Ульяна Григорьевна щепотью покидала на грудь крестики, шепнула: «Обнеси, господи!» Котька удивленно уставился на нее, знал по рассказам, как мать еще в тридцать втором году все иконы выставила в чулан. Свекровь бросилась было вызволять святое семейство, но крепкая тогда еще Ульяна выперла ее грудью из чулана, отрубила: «Нету бога, мамаша! Как не просили, а много он тебе да мне помог? Раз слепой да глухой, пущай глаза не мозолит, не смущает здря лбом колотиться!»
Не знал Котька другого: как только остановили немцев под Москвой, все поселковые старухи толпой двинулись к бывшему священнику, теперь фотографу, загребли с собой, и отслужил он по всем правилам молебен во славу русского оружия на паперти Спасской церкви. Сама церковь была занята под нужды спичечной фабрики, доски сушили в ней.
И снова старики молчали, но видно было — думают они об одном. То Удодов, то Осип Иванович бросит короткий взгляд на карту, словно проверяет — на месте ли красные флажки, не изменилось ли чего в их извилистом строе.
— Да-а, механики у него — жуткое дело сколько! — с завистью проговорил Удодов, обряжая в это «его» всех немцев с их Гитлером и со всеми союзниками.
— Долго готовился, подлец, накопил, — сквозь зубы подтвердил Осип Иванович.
Дымокур матюгнулся, покосился на Котьку, дескать, чего сидишь уши развесил, поговорить путем нельзя. Вытягивая ногу, пробороздил катанком по полу, сунул было руку в карман за кисетом, но передумал: в кухне накурено, хоть коромысло вешай.
— Слыхал небось, чо утресь репродуктор сказывал? — Он поднял палец, погрозил кому-то там, наверху. — За единый день только еропланов ихних сшибли девяносто штук! Это чо же там деется…
Дымокур вспомнил, что Серега Костромин как раз на самолетах воюет, но, как перевести разговор, не знал, а сделать это как-то половчее надо было.
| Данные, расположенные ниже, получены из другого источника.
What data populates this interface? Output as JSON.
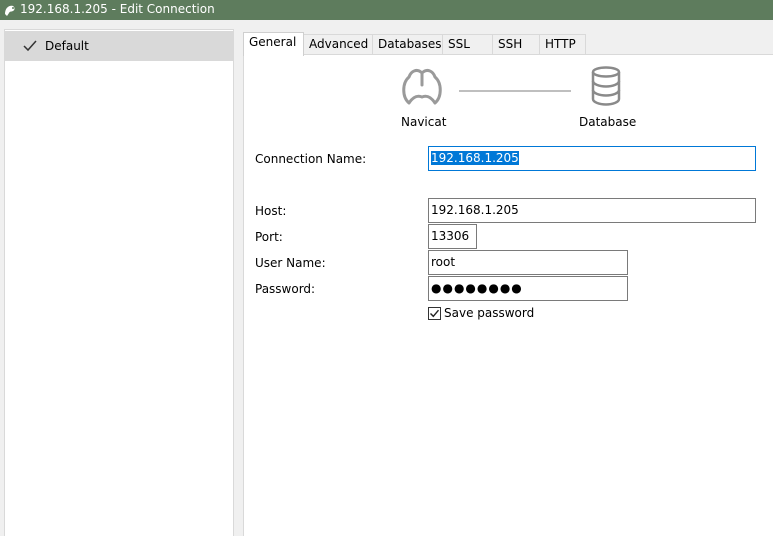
{
  "window": {
    "title": "192.168.1.205 - Edit Connection"
  },
  "sidebar": {
    "items": [
      {
        "label": "Default",
        "selected": true
      }
    ]
  },
  "tabs": [
    {
      "label": "General",
      "active": true
    },
    {
      "label": "Advanced",
      "active": false
    },
    {
      "label": "Databases",
      "active": false
    },
    {
      "label": "SSL",
      "active": false
    },
    {
      "label": "SSH",
      "active": false
    },
    {
      "label": "HTTP",
      "active": false
    }
  ],
  "diagram": {
    "left_label": "Navicat",
    "right_label": "Database"
  },
  "form": {
    "connection_name_label": "Connection Name:",
    "connection_name_value": "192.168.1.205",
    "host_label": "Host:",
    "host_value": "192.168.1.205",
    "port_label": "Port:",
    "port_value": "13306",
    "username_label": "User Name:",
    "username_value": "root",
    "password_label": "Password:",
    "password_value": "●●●●●●●●",
    "save_password_label": "Save password",
    "save_password_checked": true
  },
  "colors": {
    "titlebar": "#5e7c5d",
    "selection": "#0078d7",
    "sidebar_selected": "#d9d9d9"
  }
}
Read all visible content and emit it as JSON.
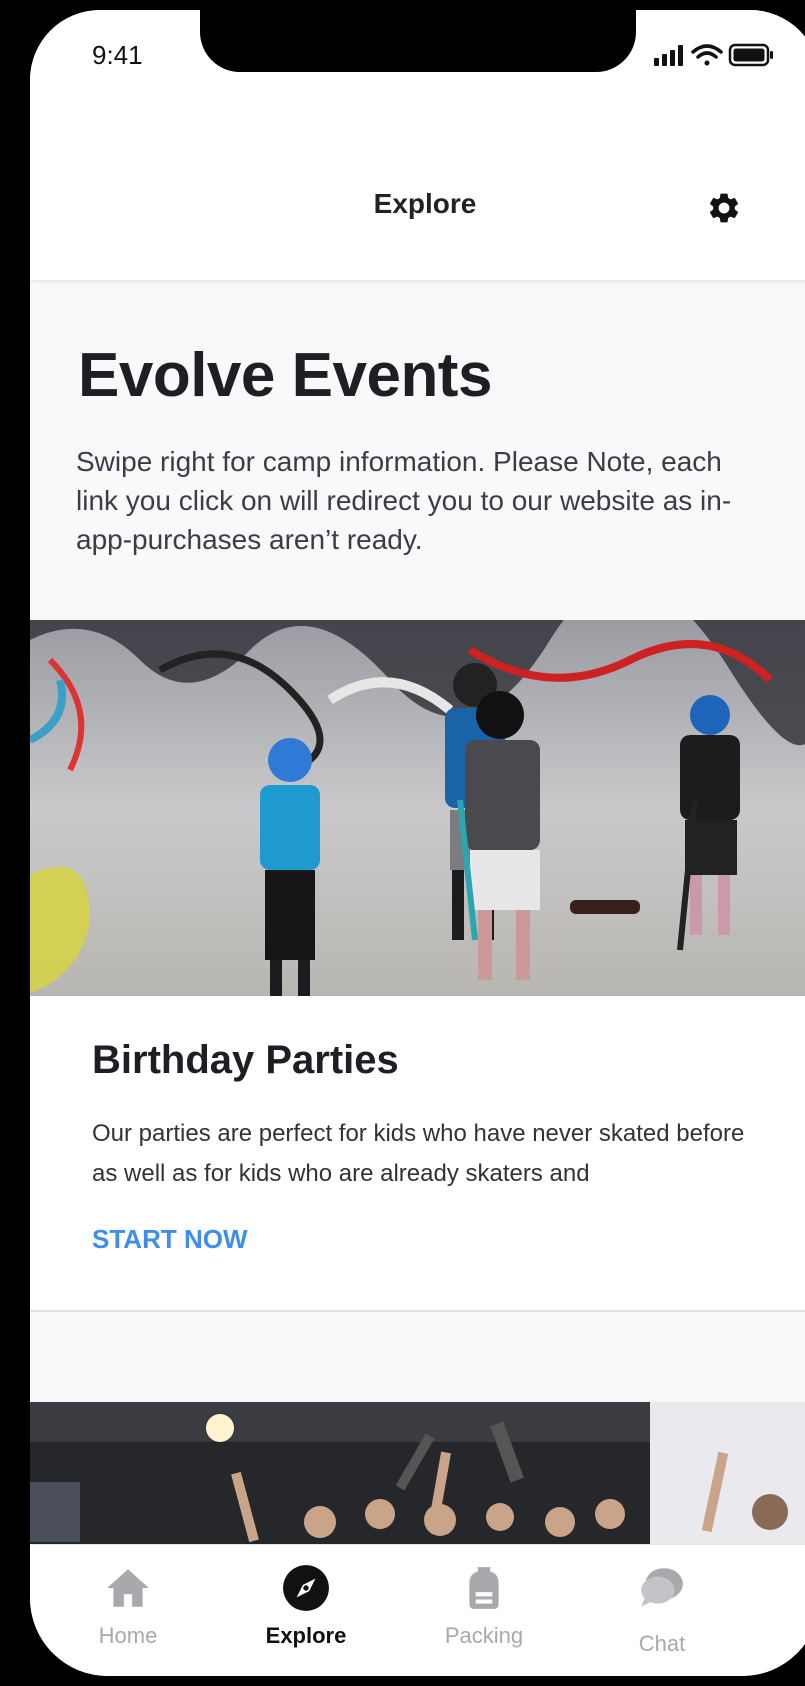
{
  "status_bar": {
    "time": "9:41"
  },
  "nav": {
    "title": "Explore"
  },
  "hero": {
    "title": "Evolve Events",
    "description": "Swipe right for camp information. Please Note, each link you click on will redirect you to our website as in-app-purchases aren’t ready."
  },
  "cards": [
    {
      "title": "Birthday Parties",
      "text": "Our parties are perfect for kids who have never skated before as well as for kids who are already skaters and",
      "cta": "START NOW"
    }
  ],
  "tabs": [
    {
      "label": "Home",
      "icon": "home-icon",
      "active": false
    },
    {
      "label": "Explore",
      "icon": "compass-icon",
      "active": true
    },
    {
      "label": "Packing",
      "icon": "backpack-icon",
      "active": false
    },
    {
      "label": "Chat",
      "icon": "chat-bubble-icon",
      "active": false
    }
  ],
  "colors": {
    "accent": "#3e8ef0",
    "inactive_tab": "#a9a9ad",
    "active_tab": "#111111"
  }
}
— Или вот танков тыщу наворочали. Эт-та сколько жалеза надо…
И снова запнулся, закрутил лысиной, казня себя, что совсем не то брякает. Ведь Костя большой танкист.
Осип Иванович с укором глядел на Удодова, а винил себя за все наговоренное при Ульяне. Он и сводки Совинформбюро слушал, прикрутив штырек до самой ничтожной слышимости. Прикипал ухом к репродуктору и пересказывал сводку матери. На просьбу включить погромче отвечал: радио испорчено, барахлит. Даже в самые тревожные дни бодрым голосом докладывал обстановку на фронтах, хорохорился. Однако флажки переставлял точно. Ульяна Григорьевна слушала его и горестно кивала, знала — врет как сивый мерин, ее жалеет. И сама жалела его. Сдавал Осип с каждым днем, сутулился, лицо морщинами иссекло. И усохло. И усох совсем.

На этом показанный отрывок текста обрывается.